Terrible. Awful. Uncomfortable. Sticky.

I am displaced. I can’t focus.

This is not my natural habitat.

My blood is British, Irish, Viking.

Give me foggy moors, craggy coastlines, misty rain.

But f&%k this heat.

The air is thick. Dense. Still.

Except me. On fire.

I fidget. I readjust.

Tears fall from pores that are miles from my eyes. My body cries. Tortured.

Salty drops luge from the crease of my knees or ski slalom down my spine. I mop my upper lip with my knuckle. I pat my forehead with my fingertips. Drops form like dew on grass. I have a slimy second skin. I am Gelatinous Girl.

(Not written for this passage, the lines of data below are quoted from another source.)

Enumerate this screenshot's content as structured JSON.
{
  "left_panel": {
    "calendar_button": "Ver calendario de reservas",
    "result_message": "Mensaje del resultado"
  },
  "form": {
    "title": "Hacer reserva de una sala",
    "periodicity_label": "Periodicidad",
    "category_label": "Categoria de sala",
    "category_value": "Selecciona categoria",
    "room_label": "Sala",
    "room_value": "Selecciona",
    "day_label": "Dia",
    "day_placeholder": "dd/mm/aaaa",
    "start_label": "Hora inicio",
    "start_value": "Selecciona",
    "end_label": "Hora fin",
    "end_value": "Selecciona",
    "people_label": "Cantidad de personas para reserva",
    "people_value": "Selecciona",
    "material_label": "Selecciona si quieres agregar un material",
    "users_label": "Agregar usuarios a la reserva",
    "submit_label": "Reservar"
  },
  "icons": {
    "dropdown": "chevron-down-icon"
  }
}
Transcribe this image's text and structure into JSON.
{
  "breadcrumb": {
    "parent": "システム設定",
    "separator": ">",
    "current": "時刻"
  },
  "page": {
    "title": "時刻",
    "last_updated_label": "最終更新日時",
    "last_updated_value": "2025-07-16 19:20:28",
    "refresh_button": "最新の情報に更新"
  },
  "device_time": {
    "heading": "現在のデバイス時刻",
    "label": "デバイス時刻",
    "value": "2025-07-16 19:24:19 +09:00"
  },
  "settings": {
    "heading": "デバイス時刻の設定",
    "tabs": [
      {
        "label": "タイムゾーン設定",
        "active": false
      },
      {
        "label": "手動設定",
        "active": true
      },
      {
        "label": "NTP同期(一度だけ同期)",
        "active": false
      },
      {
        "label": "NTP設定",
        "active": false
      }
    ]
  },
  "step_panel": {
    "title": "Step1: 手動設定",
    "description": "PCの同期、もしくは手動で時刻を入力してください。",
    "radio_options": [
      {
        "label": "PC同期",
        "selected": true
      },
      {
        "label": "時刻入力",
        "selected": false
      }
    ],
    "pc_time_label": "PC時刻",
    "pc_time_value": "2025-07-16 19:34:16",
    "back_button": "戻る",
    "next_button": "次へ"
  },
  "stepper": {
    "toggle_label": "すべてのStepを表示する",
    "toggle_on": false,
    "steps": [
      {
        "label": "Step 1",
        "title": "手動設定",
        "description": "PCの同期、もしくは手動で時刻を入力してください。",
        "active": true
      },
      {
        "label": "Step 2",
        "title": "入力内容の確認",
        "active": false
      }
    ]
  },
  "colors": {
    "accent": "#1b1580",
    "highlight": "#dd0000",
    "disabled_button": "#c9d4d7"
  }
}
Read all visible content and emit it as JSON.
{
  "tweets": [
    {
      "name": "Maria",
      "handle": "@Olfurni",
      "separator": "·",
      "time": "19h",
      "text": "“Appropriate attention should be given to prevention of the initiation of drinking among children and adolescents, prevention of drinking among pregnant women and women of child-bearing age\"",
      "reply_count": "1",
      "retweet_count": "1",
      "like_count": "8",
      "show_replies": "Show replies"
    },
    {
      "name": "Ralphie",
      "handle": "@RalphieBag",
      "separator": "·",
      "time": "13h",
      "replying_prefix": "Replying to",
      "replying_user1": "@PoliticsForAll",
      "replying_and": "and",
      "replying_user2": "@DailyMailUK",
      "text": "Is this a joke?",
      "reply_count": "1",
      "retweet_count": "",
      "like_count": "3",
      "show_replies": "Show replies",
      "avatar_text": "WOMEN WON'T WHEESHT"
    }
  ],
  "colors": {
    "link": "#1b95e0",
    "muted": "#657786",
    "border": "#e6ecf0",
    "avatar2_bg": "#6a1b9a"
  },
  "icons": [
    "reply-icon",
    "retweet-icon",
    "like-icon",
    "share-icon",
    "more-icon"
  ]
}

I fear standing after sitting. There is sure to be a wet spot where my body touched leather or metal, wood or plastic. I slide off seats, careful to sponge my hand over the puddle like a window wiper. My thighs leak moisture. Damp, wrinkled fabric sticks to my bottom.

It’s not sexy. Not like this…

Sweat 2

My slip ‘n’ slide skin is not the product of oil. There’s no massage. No Swedish. Zero Thai. Not even Nuru. (Wouldn’t that be nice…)

In fact, don’t touch me. (I’m sure I smell.) Come close only if there’s a cold cloth, chilled drink, icy cube in your hands.

I chase the breeze. I stalk the wind. I will steal your fan.

I need a kiss of air. It’s as desired as the lips from a long lost love, an object of affection, a passing fancy.

I am dizzy. I get hives. There’s liner in my eye. Sunscreen is misted on my pupils.

It’s a heat high. My mind is drugged.